You have already seen how to take the eight bit numbers which represent

one of the color components, red, green, or blue, and

hide the most significant bits of one in the other.

You take the most significant bits from the image you want to show up and

combine them with the most significant bits of the image you want to hide.

You've already seen this math to make this work, but

there's a bit more to this than just doing math on one pair of numbers.

You need to do this math for each pixel.

Iterating through each pixel in an image should be quite familiar by now.

And you need to do that math for the red, green, and blue components.

Since you need to do the same thing three times,

you might think about pulling that computation out into a function,

allowing you to call the function, rather than repeating the code for that task.

Speaking of functions, since this task is a bit more complex,

you might find it useful to break it down into a couple functions.

We're going to walk you through a couple functions that we broke

our implementation down into for hiding.

First, we made a function called chop2hide which is going to take the image

we want to show up in the end and produce one that looks quite similar.

It is going to do the math on each color component of each pixel

that keeps the most significant bits and zeroes out the least significant bits.

The algorithm for this function would be to iterate over each pixel in

the image and do this math to the red, green, and blue components.

You want to divide by 16, take the Math.floor of that result,

then multiply by 16.

You might want to extract this repetitive math out into its own separate function

then just call it in each place.

The resulting image should look pretty much the same as the original

as we show here.

If you were implementing, testing, and

debugging this code, breaking it into small pieces like this would be helpful.

You can check the result of this one piece and make sure it works before moving on.

The second function you might write would operate on the image you want to hide.

We call this shift because it will shift the most significant bits over

into the least significant bit positions.

That is, you would take a color value like 10110010,

and convert it into 0001011.

The 1011 has been shifted from the most significant bits to the least

significant bits.

The algorithm for this would be to iterate over each pixel and set the red, green,

and blue to the Math.floor of the original value divided by 16.

If you look at the resulting image here, it would look plain black.

That is actually a great thing since all the information is in

the least significant bits.

And the most significant bits are supposed to be all zero.

Again, you could test this separately before you move on.

The final function, called combine, takes two images and adds red to red, green

to green, and blue to blue to produce the color values of the resulting image.

It should look basically the same as the original image.

Once you have the ideas for these three functions,

your high level algorithm to hide one image in another, looks like this.

You just call the functions that we discussed and they do all the work.

Having seen the algorithms for

each of these functions, you could translate them into code.

For example, here is the chop2hide function.

You can see here, where we decided to pull out the actual math into it's own

helper function and call it for each of the red, green, and blue components.

The other functions to hide would be similar.

As we discussed, you iterate over the pixels of the image and

do the math we previously described.

What about extraction?

How do you get the hidden image back out?

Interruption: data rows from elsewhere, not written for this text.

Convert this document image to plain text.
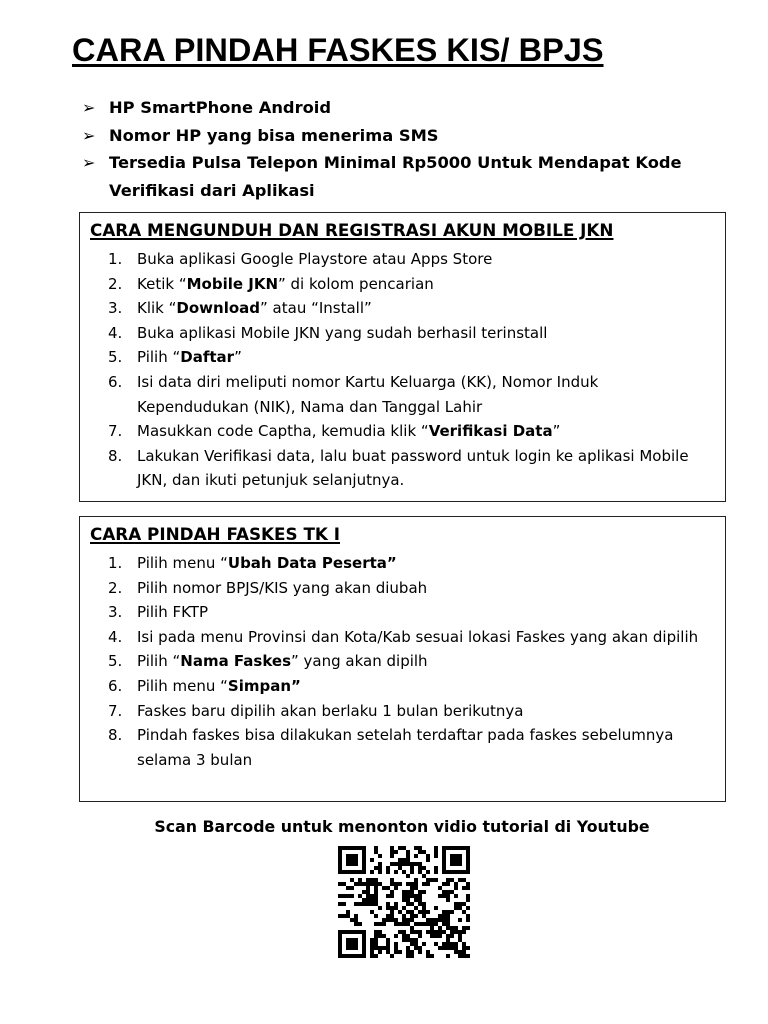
CARA PINDAH FASKES KIS/ BPJS
➢ HP SmartPhone Android
➢ Nomor HP yang bisa menerima SMS
➢ Tersedia Pulsa Telepon Minimal Rp5000 Untuk Mendapat Kode Verifikasi dari Aplikasi
CARA MENGUNDUH DAN REGISTRASI AKUN MOBILE JKN
1. Buka aplikasi Google Playstore atau Apps Store
2. Ketik “Mobile JKN” di kolom pencarian
3. Klik “Download” atau “Install”
4. Buka aplikasi Mobile JKN yang sudah berhasil terinstall
5. Pilih “Daftar”
6. Isi data diri meliputi nomor Kartu Keluarga (KK), Nomor Induk Kependudukan (NIK), Nama dan Tanggal Lahir
7. Masukkan code Captha, kemudia klik “Verifikasi Data”
8. Lakukan Verifikasi data, lalu buat password untuk login ke aplikasi Mobile JKN, dan ikuti petunjuk selanjutnya.
CARA PINDAH FASKES TK I
1. Pilih menu “Ubah Data Peserta”
2. Pilih nomor BPJS/KIS yang akan diubah
3. Pilih FKTP
4. Isi pada menu Provinsi dan Kota/Kab sesuai lokasi Faskes yang akan dipilih
5. Pilih “Nama Faskes” yang akan dipilh
6. Pilih menu “Simpan”
7. Faskes baru dipilih akan berlaku 1 bulan berikutnya
8. Pindah faskes bisa dilakukan setelah terdaftar pada faskes sebelumnya selama 3 bulan
Scan Barcode untuk menonton vidio tutorial di Youtube
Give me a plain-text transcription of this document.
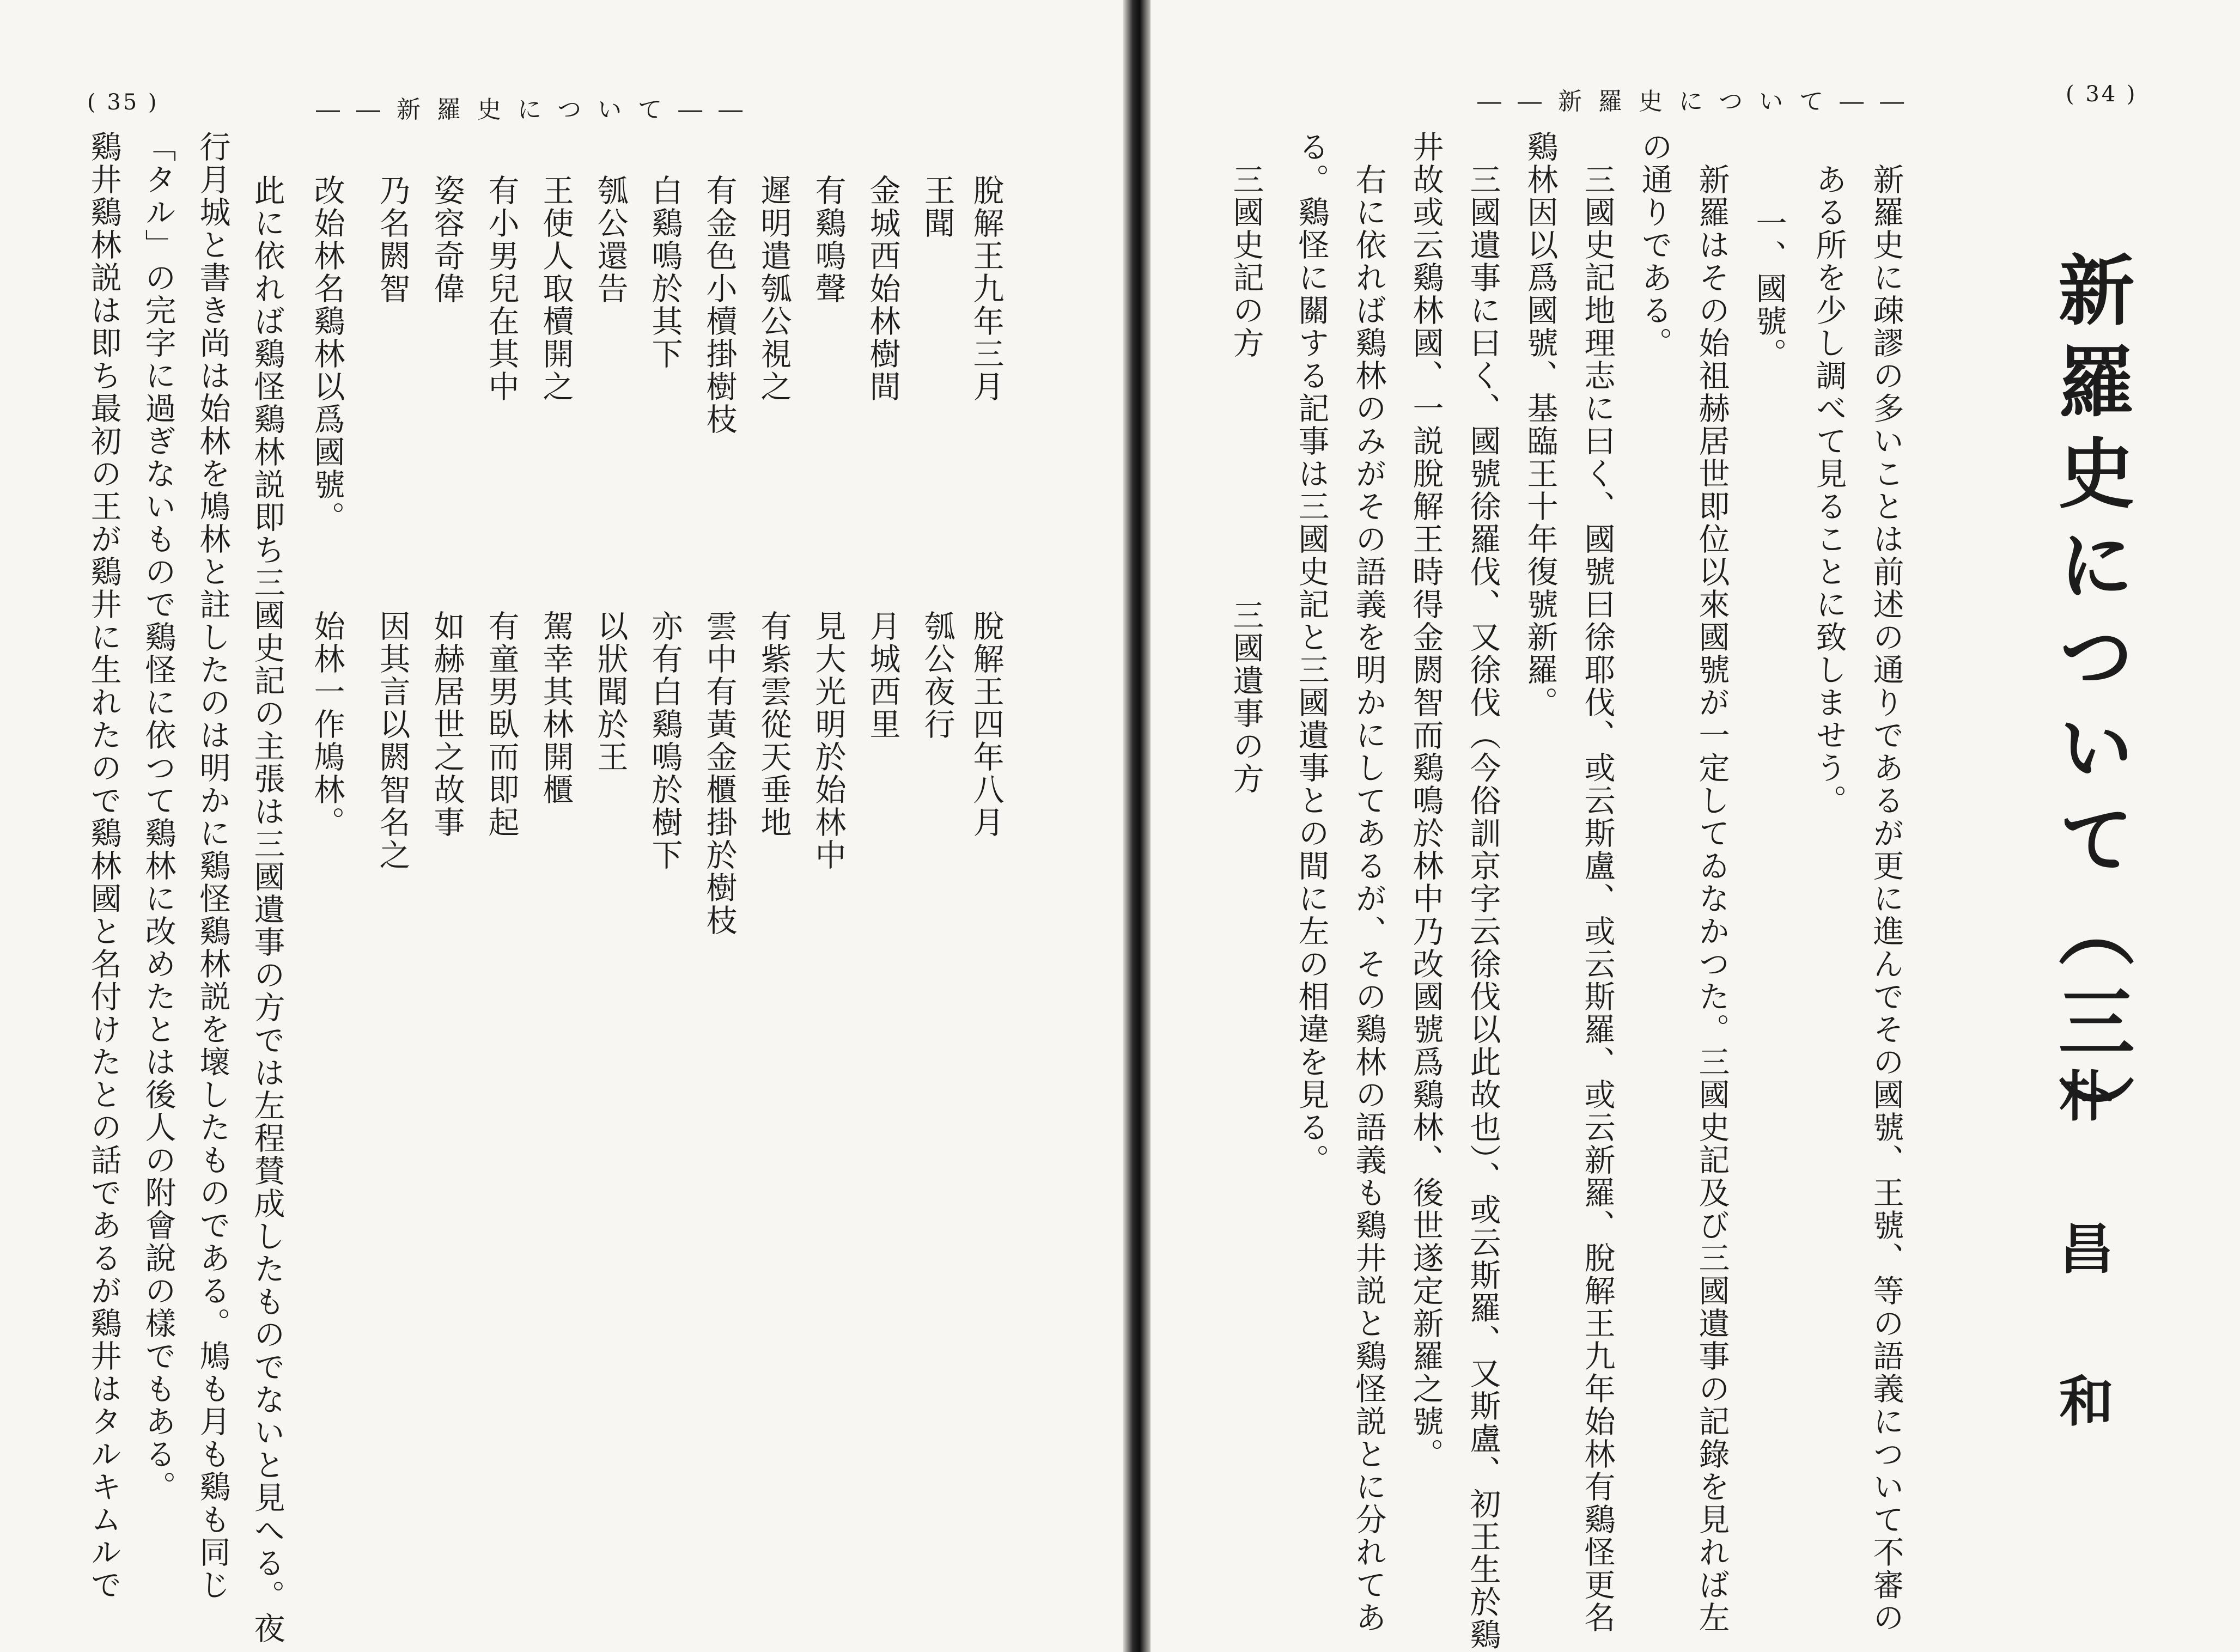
( 34 )
――新羅史について――
新羅史について（三）
朴昌和
新羅史に疎謬の多いことは前述の通りであるが更に進んでその國號、王號、等の語義について不審の
ある所を少し調べて見ることに致しませう。
一、國號。
新羅はその始祖赫居世即位以來國號が一定してゐなかつた。三國史記及び三國遺事の記錄を見れば左
の通りである。
三國史記地理志に曰く、國號曰徐耶伐、或云斯盧、或云斯羅、或云新羅、脫解王九年始林有鷄怪更名
鷄林因以爲國號、基臨王十年復號新羅。
三國遺事に曰く、國號徐羅伐、又徐伐（今俗訓京字云徐伐以此故也）、或云斯羅、又斯盧、初王生於鷄
井故或云鷄林國、一説脫解王時得金閼智而鷄鳴於林中乃改國號爲鷄林、後世遂定新羅之號。
右に依れば鷄林のみがその語義を明かにしてあるが、その鷄林の語義も鷄井説と鷄怪説とに分れてあ
る。鷄怪に關する記事は三國史記と三國遺事との間に左の相違を見る。
三國史記の方
三國遺事の方
( 35 )	――新羅史について――
脫解王九年三月
王聞
金城西始林樹間
有鷄鳴聲
遲明遣瓠公視之
有金色小櫝掛樹枝
白鷄鳴於其下
瓠公還告
王使人取櫝開之
有小男兒在其中
姿容奇偉
乃名閼智
改始林名鷄林以爲國號。
脫解王四年八月
瓠公夜行
月城西里
見大光明於始林中
有紫雲從天垂地
雲中有黃金櫃掛於樹枝
亦有白鷄鳴於樹下
以狀聞於王
駕幸其林開櫃
有童男臥而即起
如赫居世之故事
因其言以閼智名之
始林一作鳩林。
此に依れば鷄怪鷄林説即ち三國史記の主張は三國遺事の方では左程賛成したものでないと見へる。夜
行月城と書き尚は始林を鳩林と註したのは明かに鷄怪鷄林説を壞したものである。鳩も月も鷄も同じ
「タル」の完字に過ぎないもので鷄怪に依つて鷄林に改めたとは後人の附會說の樣でもある。
鷄井鷄林説は即ち最初の王が鷄井に生れたので鷄林國と名付けたとの話であるが鷄井はタルキムルで
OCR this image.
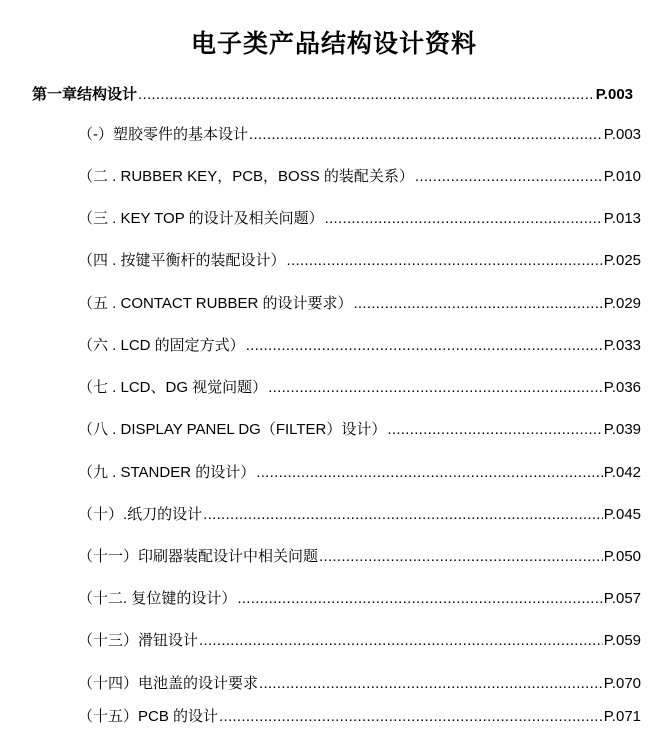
电子类产品结构设计资料
第一章结构设计 .....	P.003
（-）塑胶零件的基本设计 .....	P.003
（二 . RUBBER KEY，PCB，BOSS 的装配关系） .....	P.010
（三 . KEY TOP 的设计及相关问题） .....	P.013
（四 . 按键平衡杆的装配设计） .....	P.025
（五 . CONTACT RUBBER 的设计要求） .....	P.029
（六 . LCD 的固定方式） .....	P.033
（七 . LCD、DG 视觉问题） .....	P.036
（八 . DISPLAY PANEL DG（FILTER）设计） .....	P.039
（九 . STANDER 的设计） .....	P.042
（十）.纸刀的设计 .....	P.045
（十一）印刷器装配设计中相关问题 .....	P.050
（十二. 复位键的设计） .....	P.057
（十三）滑钮设计 .....	P.059
（十四）电池盖的设计要求 .....	P.070
（十五）PCB 的设计 .....	P.071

We're going to leave that to you.

You've already seen the math required.

So now, you can use the seven steps to develop an algorithm and

translate it into code.

Start out with step one and work on an image with two pixels.

Write down numeric values for the red, green, and

blue, then extract the hidden two pixel image.

Once you have done that, work through steps two,

three, and four to develop your algorithm.

Then translate it into code, test it, and debug it.

Happy coding!